Contradictions / tensions

  • The objective/subjective distinction is itself contested in the literature. Some research (per Tillinghast) treats omissions as objective; some (per Chang) treats them as subjective. The framework choice affects whether omission-rates are framed as factual-error or judgment-error. For wiki purposes, the boundary doesn't matter much — both classes need checking.
  • Source-perceived error rate isn't the same as ground-truth error rate. Sources reviewing their own coverage may overstate errors (perceptual bias toward seeing themselves accurately) or understate them (motivated reasoning about coverage favorability). The 40-60% figure is source-perceived, not externally adjudicated.
  • For LLM synthesis specifically, the failure-mode distribution may differ from human journalism. LLMs over-generalize and confabulate; they're less prone to wrong-date / wrong-name errors than to subjective-interpretation errors. Empirical work specifically on LLM-synthesis errors is needed; the journalism typology is a starting framework, not a fitted one.

Open questions

  • What's the empirical error rate of LLM-driven political-source synthesis specifically? The journalism baseline (40-60%) may not transfer.

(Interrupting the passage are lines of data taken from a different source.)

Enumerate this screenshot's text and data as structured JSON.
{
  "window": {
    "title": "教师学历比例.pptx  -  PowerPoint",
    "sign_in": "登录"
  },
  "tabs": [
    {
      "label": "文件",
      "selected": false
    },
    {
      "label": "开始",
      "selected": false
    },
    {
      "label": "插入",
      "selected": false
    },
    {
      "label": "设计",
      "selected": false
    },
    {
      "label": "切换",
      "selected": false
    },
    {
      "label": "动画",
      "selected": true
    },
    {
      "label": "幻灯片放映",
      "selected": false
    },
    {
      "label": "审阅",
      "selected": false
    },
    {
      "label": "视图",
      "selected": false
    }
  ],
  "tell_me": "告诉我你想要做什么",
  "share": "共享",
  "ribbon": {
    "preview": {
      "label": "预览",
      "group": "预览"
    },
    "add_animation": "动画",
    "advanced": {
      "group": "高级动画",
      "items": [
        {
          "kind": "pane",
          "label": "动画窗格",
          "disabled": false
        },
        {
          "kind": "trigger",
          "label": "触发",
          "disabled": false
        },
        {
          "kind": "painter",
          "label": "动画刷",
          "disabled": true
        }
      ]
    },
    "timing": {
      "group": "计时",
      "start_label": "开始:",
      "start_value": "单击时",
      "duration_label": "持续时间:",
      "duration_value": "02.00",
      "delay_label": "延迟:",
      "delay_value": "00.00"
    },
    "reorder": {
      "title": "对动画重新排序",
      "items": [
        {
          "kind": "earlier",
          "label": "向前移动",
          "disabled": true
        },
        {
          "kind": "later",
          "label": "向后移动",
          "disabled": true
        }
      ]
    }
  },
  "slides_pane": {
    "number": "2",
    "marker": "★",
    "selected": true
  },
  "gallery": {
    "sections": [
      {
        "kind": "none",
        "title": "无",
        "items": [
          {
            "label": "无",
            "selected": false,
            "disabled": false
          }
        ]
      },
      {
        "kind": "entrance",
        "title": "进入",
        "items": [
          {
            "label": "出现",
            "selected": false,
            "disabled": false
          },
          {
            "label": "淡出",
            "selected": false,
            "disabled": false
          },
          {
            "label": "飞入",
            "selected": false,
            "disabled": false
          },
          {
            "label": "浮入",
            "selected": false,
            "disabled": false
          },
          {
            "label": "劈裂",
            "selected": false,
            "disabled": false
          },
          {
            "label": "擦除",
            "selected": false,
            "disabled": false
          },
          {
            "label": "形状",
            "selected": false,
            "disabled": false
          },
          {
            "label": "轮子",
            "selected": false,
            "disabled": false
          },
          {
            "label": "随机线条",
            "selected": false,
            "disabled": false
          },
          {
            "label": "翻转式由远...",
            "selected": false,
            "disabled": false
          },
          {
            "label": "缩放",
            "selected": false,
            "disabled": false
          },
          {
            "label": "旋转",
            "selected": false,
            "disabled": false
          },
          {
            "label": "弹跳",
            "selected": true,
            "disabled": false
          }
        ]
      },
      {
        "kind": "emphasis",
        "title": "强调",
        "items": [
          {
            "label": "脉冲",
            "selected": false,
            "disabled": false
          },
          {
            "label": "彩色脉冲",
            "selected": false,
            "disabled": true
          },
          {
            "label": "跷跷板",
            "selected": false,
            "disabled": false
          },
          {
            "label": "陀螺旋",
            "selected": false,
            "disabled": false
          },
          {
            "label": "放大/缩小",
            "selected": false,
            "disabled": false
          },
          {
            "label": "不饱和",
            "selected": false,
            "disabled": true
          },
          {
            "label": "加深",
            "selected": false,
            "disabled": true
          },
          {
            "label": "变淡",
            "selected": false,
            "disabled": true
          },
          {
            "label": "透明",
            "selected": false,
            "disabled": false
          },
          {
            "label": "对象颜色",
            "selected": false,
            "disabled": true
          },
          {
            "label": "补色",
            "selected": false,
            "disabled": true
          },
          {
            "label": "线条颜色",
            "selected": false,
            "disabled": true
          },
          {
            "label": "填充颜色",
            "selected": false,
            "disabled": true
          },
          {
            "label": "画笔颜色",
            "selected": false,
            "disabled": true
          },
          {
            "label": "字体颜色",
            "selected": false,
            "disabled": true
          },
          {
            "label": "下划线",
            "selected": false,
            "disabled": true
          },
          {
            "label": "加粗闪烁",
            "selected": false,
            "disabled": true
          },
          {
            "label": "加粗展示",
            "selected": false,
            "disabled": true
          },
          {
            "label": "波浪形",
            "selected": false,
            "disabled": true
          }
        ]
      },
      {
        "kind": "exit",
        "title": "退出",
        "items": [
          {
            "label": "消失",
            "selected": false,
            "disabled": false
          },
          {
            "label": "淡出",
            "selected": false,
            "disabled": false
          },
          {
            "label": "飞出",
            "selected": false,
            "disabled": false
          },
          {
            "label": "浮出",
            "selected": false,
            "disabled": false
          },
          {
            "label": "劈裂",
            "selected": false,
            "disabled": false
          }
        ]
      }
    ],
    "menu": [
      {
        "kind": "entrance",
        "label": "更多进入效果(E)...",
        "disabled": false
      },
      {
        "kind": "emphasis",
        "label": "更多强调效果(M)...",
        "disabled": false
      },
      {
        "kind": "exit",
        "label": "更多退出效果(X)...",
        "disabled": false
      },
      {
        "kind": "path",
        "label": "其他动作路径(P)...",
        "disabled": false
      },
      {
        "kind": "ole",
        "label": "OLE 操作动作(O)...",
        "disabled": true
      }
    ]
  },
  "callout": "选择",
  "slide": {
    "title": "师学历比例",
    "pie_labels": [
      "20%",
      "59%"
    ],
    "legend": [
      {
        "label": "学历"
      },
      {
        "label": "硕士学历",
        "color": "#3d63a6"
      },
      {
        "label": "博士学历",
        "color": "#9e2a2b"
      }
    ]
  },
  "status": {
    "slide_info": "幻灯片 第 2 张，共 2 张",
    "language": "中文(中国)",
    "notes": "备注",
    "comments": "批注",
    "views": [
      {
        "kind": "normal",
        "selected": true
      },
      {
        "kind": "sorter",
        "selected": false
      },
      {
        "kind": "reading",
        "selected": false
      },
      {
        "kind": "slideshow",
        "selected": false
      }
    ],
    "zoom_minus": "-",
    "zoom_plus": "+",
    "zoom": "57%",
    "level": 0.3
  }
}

See the future wiki self-audit pass mentioned in 2026-05-13-academic-research-journalism-standards-political-reporting — that's the operational vehicle to measure this.
  • Should the wiki track per-page error counts in frontmatter? Trade-off: visibility of error rate vs noise in the wiki structure. Possibly a _meta/ quality dashboard.
  • Does Chang's misinterpretation typology cover all the LLM-specific failure modes? Or are there modes (e.g., hallucination — making up specific quotes that don't exist in the source) that aren't covered? Likely the latter; "hallucinated citations" might need its own category beyond the journalism typology.